What really matters is that you are living your life to its fullest potential. That you do not allow others to push, guilt or humiliate you into doing something that is wrong for you. That you do not buy into a set idea (who sets that anyway??) of success. That you do not continue on the same path if it is going to hurt you even more. In the end, at the end, you and only you can look back and hopefully say: what a ride.
Maybe it’s the fact of being a child of holocaust survivors and refugees, but I do not take anything for granted: not my money, not my friendships and relationships, not my health. I have been so fortunate to this point, even when I have struggled, that I can only be grateful, thankful and even a teeny bit proud. I have been called callous, aloof, brave, strong, even recently, a rock star. I love that! It does not matter what others think of me, only what I think of myself (although the “rock star” comment may be an exception to that statement :)). I believe myself to be smart, kind, generous and thoughtful; and a bit of a cockeyed-optimist, to quote a song from the show South Pacific. Lots of choices over my life have taught me how to be this way. Adversity is the best teacher; failure comes in a close second. Attitudes that come from a deep place inside and say, “Well, that didn’t work. What am I going to do now?” save us and open up the new doors.
What you do with your life, as far as a career, is not all of who you are. I am a teacher- and I love it and do not see myself doing anything else for the next ten years. It’s a HUGE part of me. But, I am so much more. Of course, wife and mother and daughter and sister and auntie; but as far as what else I love to do: writing, photography, travel, cooking, technology…just a few of the other things that define me in big ways. My career pays the bills, there is no doubt about that. And I depend on it to do so. But my bills are of my own creation and I can change them at any time by changing what I do and how and where I do it. I’m fortunate in that my career path, with minor side trips of my own design, has been steady. Not all people are that lucky and some have to change gears even though they thought they were all set. Our current economy and policies have done a lot of damage to good people who are just trying to follow their dreams.
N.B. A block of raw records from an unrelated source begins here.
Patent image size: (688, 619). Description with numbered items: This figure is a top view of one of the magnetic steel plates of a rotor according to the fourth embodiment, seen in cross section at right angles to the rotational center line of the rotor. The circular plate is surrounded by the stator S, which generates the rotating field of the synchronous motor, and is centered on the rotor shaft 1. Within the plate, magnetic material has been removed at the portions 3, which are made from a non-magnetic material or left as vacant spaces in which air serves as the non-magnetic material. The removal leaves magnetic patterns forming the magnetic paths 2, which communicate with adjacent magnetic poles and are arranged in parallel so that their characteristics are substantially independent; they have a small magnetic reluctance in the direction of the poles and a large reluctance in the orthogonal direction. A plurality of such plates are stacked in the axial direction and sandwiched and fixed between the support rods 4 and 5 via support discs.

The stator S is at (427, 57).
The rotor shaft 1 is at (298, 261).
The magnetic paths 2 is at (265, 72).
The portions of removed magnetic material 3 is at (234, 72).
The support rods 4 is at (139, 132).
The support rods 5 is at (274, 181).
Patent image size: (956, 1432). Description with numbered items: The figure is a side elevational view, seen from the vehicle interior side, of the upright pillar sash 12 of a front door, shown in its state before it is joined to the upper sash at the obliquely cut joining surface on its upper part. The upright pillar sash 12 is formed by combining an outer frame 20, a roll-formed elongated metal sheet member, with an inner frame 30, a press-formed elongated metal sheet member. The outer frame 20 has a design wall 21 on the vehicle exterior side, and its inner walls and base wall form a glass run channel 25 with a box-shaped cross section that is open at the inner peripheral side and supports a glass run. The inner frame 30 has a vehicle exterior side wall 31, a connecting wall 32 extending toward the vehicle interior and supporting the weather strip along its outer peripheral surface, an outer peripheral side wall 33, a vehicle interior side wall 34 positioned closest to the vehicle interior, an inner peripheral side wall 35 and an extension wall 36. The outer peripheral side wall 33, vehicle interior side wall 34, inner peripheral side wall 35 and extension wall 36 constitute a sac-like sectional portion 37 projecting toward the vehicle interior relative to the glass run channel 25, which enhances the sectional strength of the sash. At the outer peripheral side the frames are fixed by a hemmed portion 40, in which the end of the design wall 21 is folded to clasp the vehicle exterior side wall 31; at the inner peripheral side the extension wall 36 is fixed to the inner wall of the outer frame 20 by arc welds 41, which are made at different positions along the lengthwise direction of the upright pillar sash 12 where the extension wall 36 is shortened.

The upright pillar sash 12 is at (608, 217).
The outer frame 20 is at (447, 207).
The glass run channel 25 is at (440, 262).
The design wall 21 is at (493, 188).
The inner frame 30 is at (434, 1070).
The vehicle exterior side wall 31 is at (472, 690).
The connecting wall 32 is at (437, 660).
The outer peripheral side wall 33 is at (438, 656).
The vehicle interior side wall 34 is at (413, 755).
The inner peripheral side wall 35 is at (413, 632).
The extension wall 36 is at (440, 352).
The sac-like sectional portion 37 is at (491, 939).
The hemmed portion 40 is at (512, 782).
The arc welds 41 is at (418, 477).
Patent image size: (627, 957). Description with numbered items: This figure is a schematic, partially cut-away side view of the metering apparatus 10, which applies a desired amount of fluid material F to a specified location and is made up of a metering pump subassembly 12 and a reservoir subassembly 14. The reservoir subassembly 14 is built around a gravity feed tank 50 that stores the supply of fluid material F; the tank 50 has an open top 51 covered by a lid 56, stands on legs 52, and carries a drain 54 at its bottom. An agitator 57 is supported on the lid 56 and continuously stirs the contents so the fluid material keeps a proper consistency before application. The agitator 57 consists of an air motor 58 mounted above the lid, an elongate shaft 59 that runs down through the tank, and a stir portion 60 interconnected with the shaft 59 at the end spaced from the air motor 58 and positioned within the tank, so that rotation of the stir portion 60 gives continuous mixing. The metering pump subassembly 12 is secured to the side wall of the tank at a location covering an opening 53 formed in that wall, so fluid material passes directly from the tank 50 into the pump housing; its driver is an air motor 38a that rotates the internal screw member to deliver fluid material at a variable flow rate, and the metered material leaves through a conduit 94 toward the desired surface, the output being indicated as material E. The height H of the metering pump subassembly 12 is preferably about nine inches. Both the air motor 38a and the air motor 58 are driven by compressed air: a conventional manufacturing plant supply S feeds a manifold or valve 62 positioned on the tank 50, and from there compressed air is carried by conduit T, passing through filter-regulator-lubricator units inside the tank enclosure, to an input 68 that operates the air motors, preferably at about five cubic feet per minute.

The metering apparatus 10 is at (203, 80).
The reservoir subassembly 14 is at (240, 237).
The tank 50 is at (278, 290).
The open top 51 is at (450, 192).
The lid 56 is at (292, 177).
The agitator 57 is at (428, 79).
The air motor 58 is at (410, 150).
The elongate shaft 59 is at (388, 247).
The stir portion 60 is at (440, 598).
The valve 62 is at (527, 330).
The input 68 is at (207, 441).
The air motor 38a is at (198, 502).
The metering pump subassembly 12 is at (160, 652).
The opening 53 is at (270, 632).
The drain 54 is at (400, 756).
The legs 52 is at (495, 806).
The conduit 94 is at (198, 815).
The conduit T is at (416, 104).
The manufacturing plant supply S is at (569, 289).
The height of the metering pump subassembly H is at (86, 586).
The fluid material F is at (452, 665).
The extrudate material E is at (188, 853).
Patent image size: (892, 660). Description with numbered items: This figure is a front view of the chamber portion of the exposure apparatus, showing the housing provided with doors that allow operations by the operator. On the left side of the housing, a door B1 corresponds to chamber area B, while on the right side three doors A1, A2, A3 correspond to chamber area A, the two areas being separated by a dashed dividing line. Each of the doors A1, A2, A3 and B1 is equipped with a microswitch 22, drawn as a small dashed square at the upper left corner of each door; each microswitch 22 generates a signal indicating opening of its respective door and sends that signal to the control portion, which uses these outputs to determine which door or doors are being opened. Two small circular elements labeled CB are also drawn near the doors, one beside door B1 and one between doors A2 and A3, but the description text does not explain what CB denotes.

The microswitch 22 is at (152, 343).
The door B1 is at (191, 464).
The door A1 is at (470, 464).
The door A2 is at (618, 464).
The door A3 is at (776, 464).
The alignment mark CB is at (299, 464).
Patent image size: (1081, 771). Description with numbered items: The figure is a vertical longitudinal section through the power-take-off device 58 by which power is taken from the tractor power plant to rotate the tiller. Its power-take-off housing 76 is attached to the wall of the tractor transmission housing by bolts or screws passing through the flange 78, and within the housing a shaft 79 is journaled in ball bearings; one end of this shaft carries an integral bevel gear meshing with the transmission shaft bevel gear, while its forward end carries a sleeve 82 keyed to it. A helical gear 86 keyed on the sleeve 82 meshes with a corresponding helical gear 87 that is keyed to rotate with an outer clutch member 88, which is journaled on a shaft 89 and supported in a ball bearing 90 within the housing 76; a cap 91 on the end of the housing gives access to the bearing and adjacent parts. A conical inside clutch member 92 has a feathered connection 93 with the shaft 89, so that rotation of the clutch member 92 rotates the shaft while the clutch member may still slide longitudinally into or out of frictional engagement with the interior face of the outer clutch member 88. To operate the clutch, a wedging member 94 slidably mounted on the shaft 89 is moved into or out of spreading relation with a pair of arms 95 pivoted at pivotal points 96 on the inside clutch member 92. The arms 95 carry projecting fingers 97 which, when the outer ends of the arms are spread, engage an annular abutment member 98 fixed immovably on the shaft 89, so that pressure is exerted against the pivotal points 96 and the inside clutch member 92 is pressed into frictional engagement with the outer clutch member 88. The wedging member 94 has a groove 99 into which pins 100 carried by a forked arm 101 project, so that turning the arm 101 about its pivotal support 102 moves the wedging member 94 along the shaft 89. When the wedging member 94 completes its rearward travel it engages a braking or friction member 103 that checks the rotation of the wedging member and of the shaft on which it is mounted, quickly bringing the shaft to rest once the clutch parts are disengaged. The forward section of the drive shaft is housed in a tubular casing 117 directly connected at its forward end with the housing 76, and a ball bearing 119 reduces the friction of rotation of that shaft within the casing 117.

And yet, to those people, I say again- do what you can to make things work or have a go at some new path. Not easy to do, and lots of raw emotions to deal with, but honestly what choice do they have? The serenity prayer reminds us to change what we can and accept what we can’t.
People choose the wrong partners, the wrong jobs, the wrong cars, the wrong homes, all the time. Only when the wrongness becomes obvious (and this can take years) does the person go: Oh, shit. Once that little ah-ha moment occurs, it’s up to each of us to figure out how to right ourselves. Sometimes, like a car trying to get up a snowy hill (ahem), we have to put ourselves in reverse, back up a bit, have a look around and go a different way. Sometimes we have to call for help (ahem, again), or wait a while or turn completely around and find a completely different route. I am still talking about life, but that analogy based on a recent occurrence in my own, seems pretty perfect.
When things look bad, remember Winston Churchill’s famous quote: “If you are going through hell, keep going.” He also said, “Success is the ability to go from one failure to another with no loss of enthusiasm.” Wise man!